Writer J.M. Ledgard's life rarely strays far from two elements: water and danger. In "Submergence," his new novel, they are always near.
A spy thriller mixed with romance, history, philosophy and environmental concerns, "Submergence" tells the stories of a British spy captured by Somali terrorists and a deep sea oceanographer about to dive to the bottom of the sea. Both characters drift back to their brief, passionate affair over Christmas at an exclusive French hotel.
A New York Magazine critic recently called it the best novel she has read all year. National publishing houses reportedly passed over the book. Minneapolis-based Coffee House Press did not, finding the material exactly to its liking.
"Submergence" holds a great deal in its 200-plus pages, said Coffee House Press Publisher Chris Fischbach.
Yes, "Submergence" is a novel. "But it sometimes feels like an essay," Fischbach said. "It sometimes feels like him talking. Love story, spy story, it's all of these things that work together, as a kind of mesh of both art and ideas in a way that feels really fresh and really engages and respects the reader."
This all makes a little more sense when you learn about Ledgard. Born and raised on the remote Shetland Islands far off the northern coast of the Scottish mainland, he grew up surrounded by the ocean. Then for more than a decade he has been the terrorism correspondent for "The Economist" magazine, most recently covering the conflicts in East Africa.
The job, he said, taught him a very spare kind of writing.
"When I started writing for The Economist my editor would just say "One adjective!" he laughed during a Skype interview from Switzerland. "You have one adjective a piece."
He spent time in Somalia, which he calls a lion-hearted place that will capture the heart of anyone lucky enough to visit.
He also spent time with jihadists like the men he describes in "Submergence."
"They are the bad guys," he said bluntly. "They may not know it themselves, but they really are. They are really brutal."
“If it haunts you somehow, I think that's what I really want to do as a writer.”J.M. Ledgard
Yet, even as he labored in Africa, he applied for a journalism fellowship at the Woods Hole Oceanographic Institution in Massachusetts. Much to his surprise, he was accepted.
"For me to hang around with scientists, oceanographers, people who were researching jellyfish, and salp, and the deep ocean, this really was a revolutionary moment and really kind of reconstructed my perspective of the planet."
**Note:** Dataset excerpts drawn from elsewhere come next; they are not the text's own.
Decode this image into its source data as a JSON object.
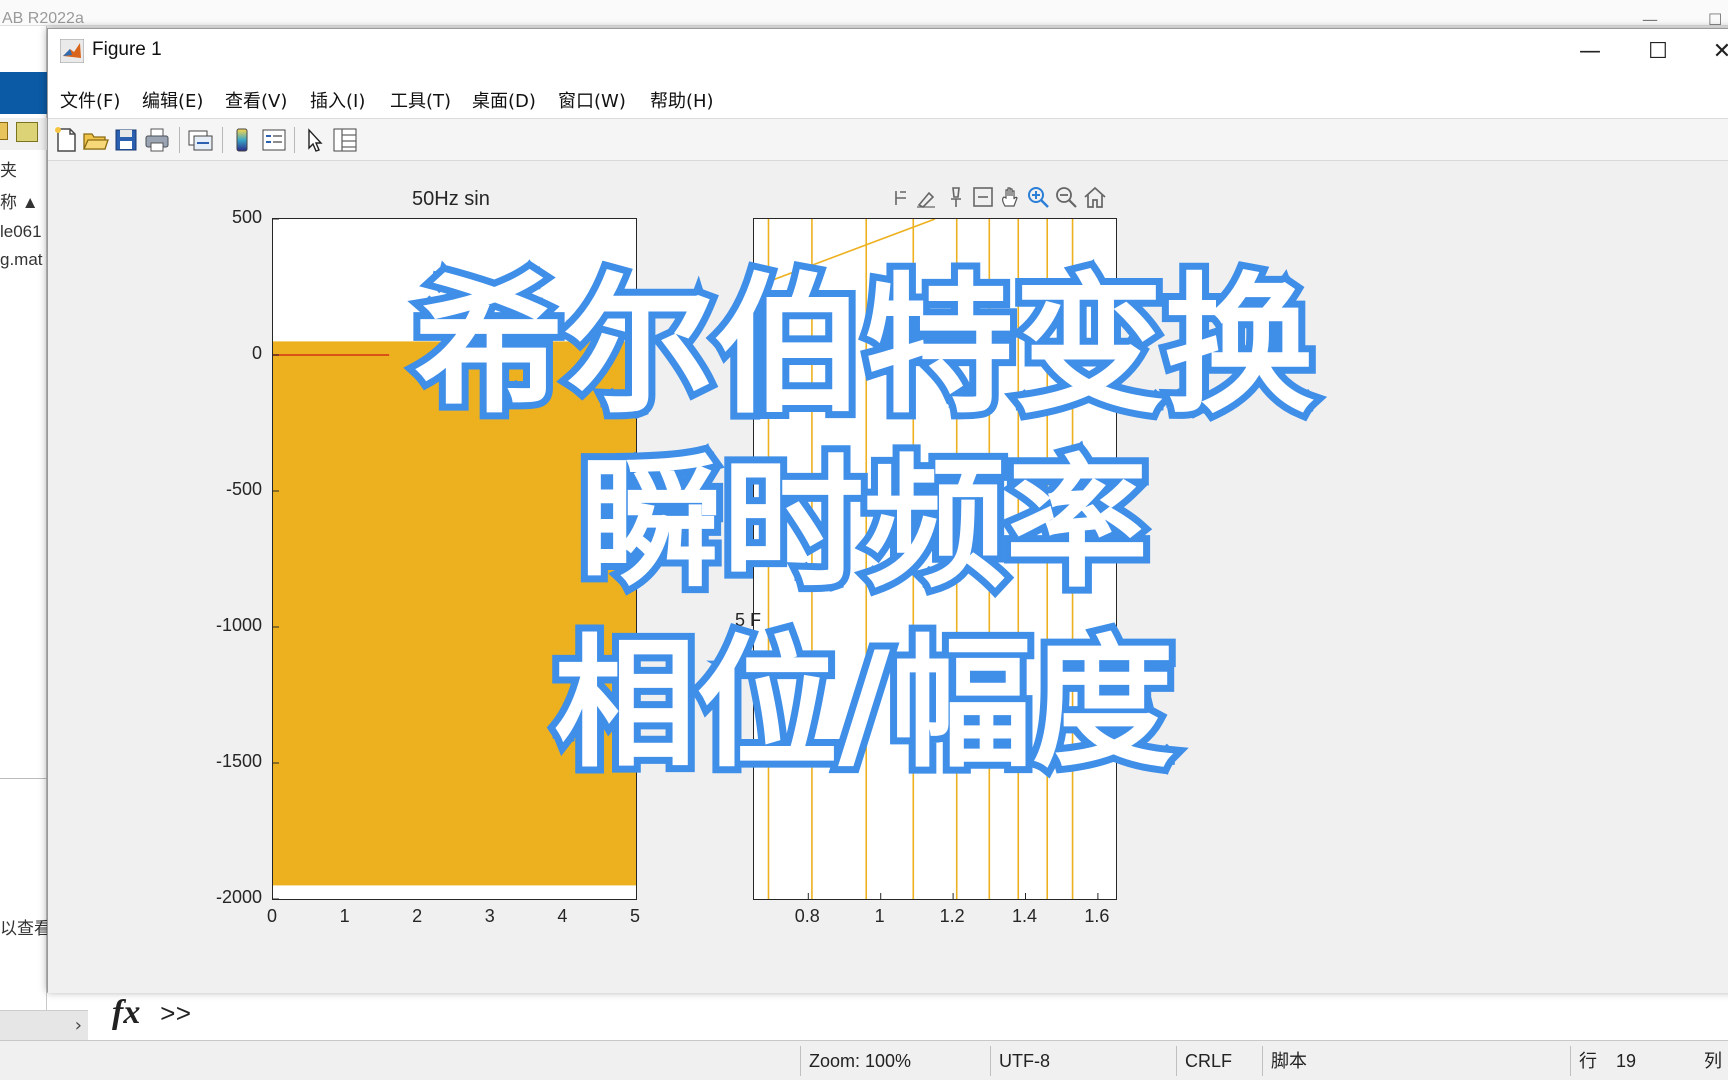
{
  "background": {
    "app_title": "AB R2022a",
    "left_panel": {
      "label_a": "夹",
      "label_name": "称",
      "files": [
        "le061",
        "g.mat"
      ],
      "bottom_text": "以查看"
    },
    "command": {
      "fx": "fx",
      "prompt": ">>"
    }
  },
  "status": {
    "zoom": "Zoom: 100%",
    "encoding": "UTF-8",
    "eol": "CRLF",
    "type": "脚本",
    "row_label": "行",
    "row": "19",
    "col_label": "列"
  },
  "figure": {
    "title": "Figure 1",
    "menu": [
      "文件(F)",
      "编辑(E)",
      "查看(V)",
      "插入(I)",
      "工具(T)",
      "桌面(D)",
      "窗口(W)",
      "帮助(H)"
    ],
    "toolbar": [
      "new-figure-icon",
      "open-icon",
      "save-icon",
      "print-icon",
      "link-icon",
      "colorbar-icon",
      "legend-icon",
      "pointer-icon",
      "property-inspector-icon"
    ],
    "axes_toolbar": [
      "data-tips-icon",
      "brush-icon",
      "pin-icon",
      "restore-view-icon",
      "pan-icon",
      "zoom-in-icon",
      "zoom-out-icon",
      "home-icon"
    ]
  },
  "chart_data": [
    {
      "type": "area",
      "title": "50Hz sin",
      "xlim": [
        0,
        5
      ],
      "ylim": [
        -2000,
        500
      ],
      "xticks": [
        "0",
        "1",
        "2",
        "3",
        "4",
        "5"
      ],
      "yticks": [
        "500",
        "0",
        "-500",
        "-1000",
        "-1500",
        "-2000"
      ],
      "fill_color": "#edb120",
      "line_color": "#d95319",
      "fill_range": [
        -1950,
        50
      ],
      "line_y": 0
    },
    {
      "type": "line",
      "xlim": [
        0.65,
        1.65
      ],
      "xticks": [
        "0.8",
        "1",
        "1.2",
        "1.4",
        "1.6"
      ],
      "line_color": "#edb120",
      "verticals": [
        0.69,
        0.81,
        0.96,
        1.09,
        1.21,
        1.3,
        1.38,
        1.46,
        1.53
      ],
      "diagonal": {
        "x": [
          0.65,
          1.15
        ]
      },
      "partial_label": "5 F"
    }
  ],
  "overlay": {
    "line1": "希尔伯特变换",
    "line2": "瞬时频率",
    "line3": "相位/幅度",
    "stroke_color": "#3f8ee8"
  }
}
The vastness of the ocean, and how relatively little we know about it made him take a new look at everything around him. He set out to write a novel about the ocean, but couldn't shake the influences of his work covering terrorism.
"I can't really explain exactly how or why, but somehow these twin themes together," he said.
In "Submergence," Ledgard sets individual lives next to the huge realities of nature, balances human self-importance against planetary fragility. Even as oceanographer Danielle Flinders prepares for a voyage to the deepest part of the ocean, the spy James More stands before a firing squad in Somalia.
"A terminal illness at least gives you a chance to say goodbye to your family, friends and acquaintances," Ledgard writes in a chapter where More's mind races as he faces death. "A violent death is something else. It is a maelstrom. Its waters turn quickly. They spiral down, the sky is blotted out, and there is no time to make a phone call or take a bow."
The New York Times called it "a book obsessed with unexplored depths, whether of self, of world conflict or of the ocean."
Fischbach says the positive national reviews are extraordinarily valuable to a small press and mean it is likely to remain on the Coffeehouse backlist for some years.
Ledgard, who had enough material for a 700-page book but kept distilling the novel to its current size, has simpler hopes for "Submergence."
"If it haunts you somehow, I think that's what I really want to do as a writer," he said.
Ledgard continues to write for The Economist, but he has a new job too, as director of the Future Africa lab at the Swiss Federal Institute of Technology in Zurich.
There he's searching for the best technologies for African development - and working on a new novel, too.